Home schooling: Chicago family packs into van for life’s lessons

Thomas Kubik reads to Adair, 2, and Tiana Kubik reads to Griffin, 6, on Tuesday, July 23, 2019 inside their van while parked at Montrose Harbor. (Brian Cassella/Chicago Tribune/TNS)

Thomas Kubik reads to Adair, 2, and Tiana Kubik reads to Griffin, 6, on Tuesday, July 23, 2019 inside their van while parked at Montrose Harbor. (Brian Cassella/Chicago Tribune/TNS)

Griffin Kubik spent two years at Chicago Waldorf preschool before his parents pulled the plug on his formal education.

The 6-year-old now spends his days with his parents and his 2-year-old sister, Adair, traveling in their newly purchased van.

“For our family, the experience of learning while traveling outweighs the benefits of going to school,” said Griffin’s mom, Tiana Kubik, co-owner of TK Photography, which is based in Chicago.
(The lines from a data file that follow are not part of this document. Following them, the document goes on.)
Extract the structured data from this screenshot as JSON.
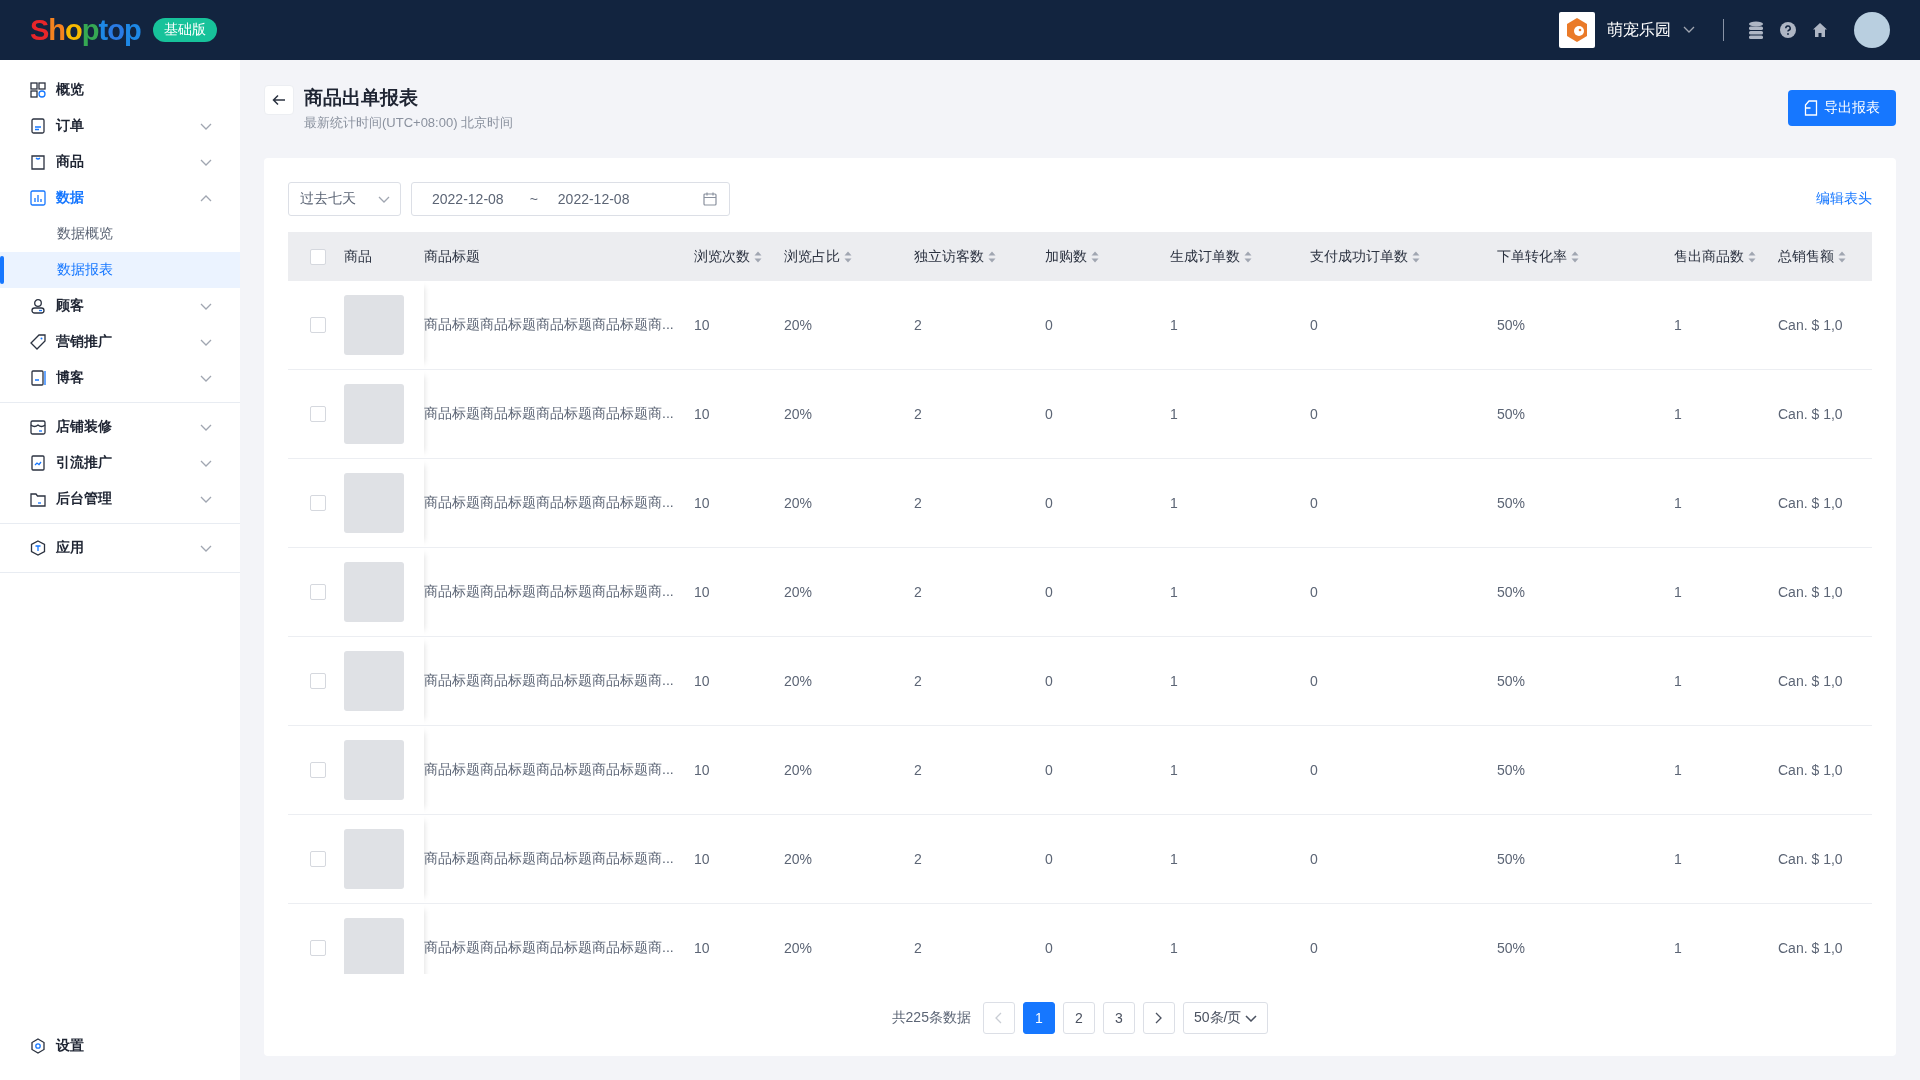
{
  "topbar": {
    "logo": "Shoptop",
    "plan_badge": "基础版",
    "store_name": "萌宠乐园"
  },
  "sidebar": {
    "groups": [
      {
        "items": [
          {
            "label": "概览",
            "kind": "link",
            "selected": false
          },
          {
            "label": "订单",
            "kind": "menu",
            "expanded": false,
            "selected": false
          },
          {
            "label": "商品",
            "kind": "menu",
            "expanded": false,
            "selected": false
          },
          {
            "label": "数据",
            "kind": "menu",
            "expanded": true,
            "selected": true,
            "children": [
              {
                "label": "数据概览",
                "selected": false
              },
              {
                "label": "数据报表",
                "selected": true
              }
            ]
          },
          {
            "label": "顾客",
            "kind": "menu",
            "expanded": false,
            "selected": false
          },
          {
            "label": "营销推广",
            "kind": "menu",
            "expanded": false,
            "selected": false
          },
          {
            "label": "博客",
            "kind": "menu",
            "expanded": false,
            "selected": false
          }
        ]
      },
      {
        "items": [
          {
            "label": "店铺装修",
            "kind": "menu",
            "expanded": false,
            "selected": false
          },
          {
            "label": "引流推广",
            "kind": "menu",
            "expanded": false,
            "selected": false
          },
          {
            "label": "后台管理",
            "kind": "menu",
            "expanded": false,
            "selected": false
          }
        ]
      },
      {
        "items": [
          {
            "label": "应用",
            "kind": "menu",
            "expanded": false,
            "selected": false
          }
        ]
      }
    ],
    "footer": {
      "label": "设置",
      "selected": false
    }
  },
  "page": {
    "title": "商品出单报表",
    "subtitle": "最新统计时间(UTC+08:00) 北京时间",
    "export_button": "导出报表"
  },
  "filters": {
    "range": "过去七天",
    "date_start": "2022-12-08",
    "date_separator": "~",
    "date_end": "2022-12-08",
    "edit_columns_link": "编辑表头"
  },
  "table": {
    "all_checked": false,
    "columns": [
      {
        "label": "商品",
        "sortable": false
      },
      {
        "label": "商品标题",
        "sortable": false
      },
      {
        "label": "浏览次数",
        "sortable": true
      },
      {
        "label": "浏览占比",
        "sortable": true
      },
      {
        "label": "独立访客数",
        "sortable": true
      },
      {
        "label": "加购数",
        "sortable": true
      },
      {
        "label": "生成订单数",
        "sortable": true
      },
      {
        "label": "支付成功订单数",
        "sortable": true
      },
      {
        "label": "下单转化率",
        "sortable": true
      },
      {
        "label": "售出商品数",
        "sortable": true
      },
      {
        "label": "总销售额",
        "sortable": true
      }
    ],
    "rows": [
      {
        "checked": false,
        "cells": [
          "",
          "商品标题商品标题商品标题商品标题商...",
          "10",
          "20%",
          "2",
          "0",
          "1",
          "0",
          "50%",
          "1",
          "Can. $ 1,0"
        ]
      },
      {
        "checked": false,
        "cells": [
          "",
          "商品标题商品标题商品标题商品标题商...",
          "10",
          "20%",
          "2",
          "0",
          "1",
          "0",
          "50%",
          "1",
          "Can. $ 1,0"
        ]
      },
      {
        "checked": false,
        "cells": [
          "",
          "商品标题商品标题商品标题商品标题商...",
          "10",
          "20%",
          "2",
          "0",
          "1",
          "0",
          "50%",
          "1",
          "Can. $ 1,0"
        ]
      },
      {
        "checked": false,
        "cells": [
          "",
          "商品标题商品标题商品标题商品标题商...",
          "10",
          "20%",
          "2",
          "0",
          "1",
          "0",
          "50%",
          "1",
          "Can. $ 1,0"
        ]
      },
      {
        "checked": false,
        "cells": [
          "",
          "商品标题商品标题商品标题商品标题商...",
          "10",
          "20%",
          "2",
          "0",
          "1",
          "0",
          "50%",
          "1",
          "Can. $ 1,0"
        ]
      },
      {
        "checked": false,
        "cells": [
          "",
          "商品标题商品标题商品标题商品标题商...",
          "10",
          "20%",
          "2",
          "0",
          "1",
          "0",
          "50%",
          "1",
          "Can. $ 1,0"
        ]
      },
      {
        "checked": false,
        "cells": [
          "",
          "商品标题商品标题商品标题商品标题商...",
          "10",
          "20%",
          "2",
          "0",
          "1",
          "0",
          "50%",
          "1",
          "Can. $ 1,0"
        ]
      },
      {
        "checked": false,
        "cells": [
          "",
          "商品标题商品标题商品标题商品标题商...",
          "10",
          "20%",
          "2",
          "0",
          "1",
          "0",
          "50%",
          "1",
          "Can. $ 1,0"
        ]
      }
    ]
  },
  "pagination": {
    "total": "共225条数据",
    "prev_disabled": true,
    "next_disabled": false,
    "pages": [
      {
        "label": "1",
        "selected": true
      },
      {
        "label": "2",
        "selected": false
      },
      {
        "label": "3",
        "selected": false
      }
    ],
    "page_size": "50条/页"
  }
}
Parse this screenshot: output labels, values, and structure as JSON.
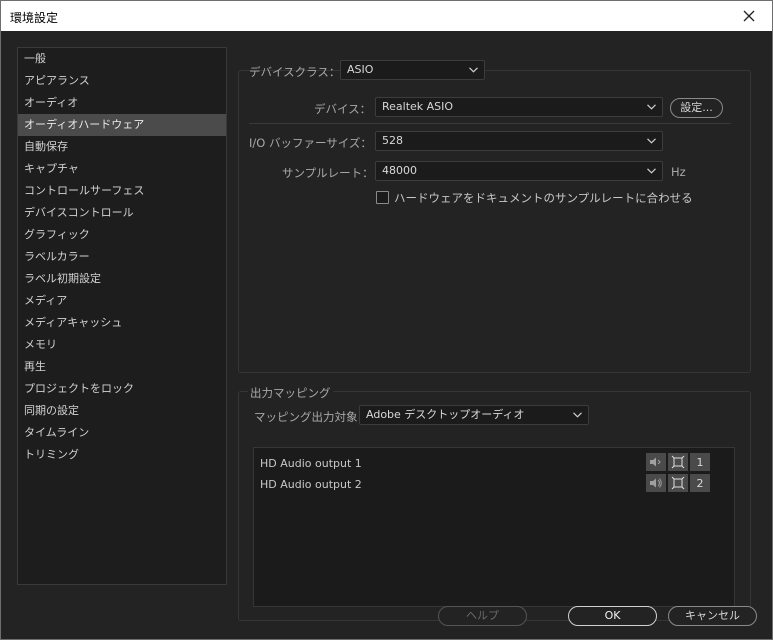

The family’s trips include visiting Toronto, Montreal, Banff and Jasper, Canada.

Griffin is one of about 3.5 million home-schooled children in the nation. The number of kids who are home-schooled has surpassed children at charter schools and has been growing by 3 to 8% each year since 2012, according to the National Center for Education Statistics and analyses from Brian Ray, homeschooling researcher at the National Home Education Research Institute.

That growing popularity can be attributed to a number of factors, ranging from parents’ ideology to more practical issues including globally-focused families who don’t want to tie their children to a set way of learning, school-based issues, and a desire for religion-based education, said Stephen Spriggs, managing director of William Clarence Education, a London-based education consultancy that works with families around the world.

“It’s becoming more acceptable and mainstream, so parents who previously wanted to but couldn’t are now open to seeing what options there are,” Spriggs said.

Home schooling also can be altered to fit a family’s lifestyle. There are parents who teach kids at home loosely; and others who do a full home schooling program delivered by tutors and teachers in the home, Spriggs said.

“School isn’t a one-size fits all approach,” he said.

The Kubiks practice unschooling, a form of home education that allows the child’s interests and curiosities to create the path for learning. They live out of their van, and work on reading and writing while they travel, but they also try to go with the flow, depending on their location and their children’s interests. “Then, we help them dive into those topics,” Tiana Kubik said. “We also sign the kids up for activities if we are in any one area for more than a couple of weeks.”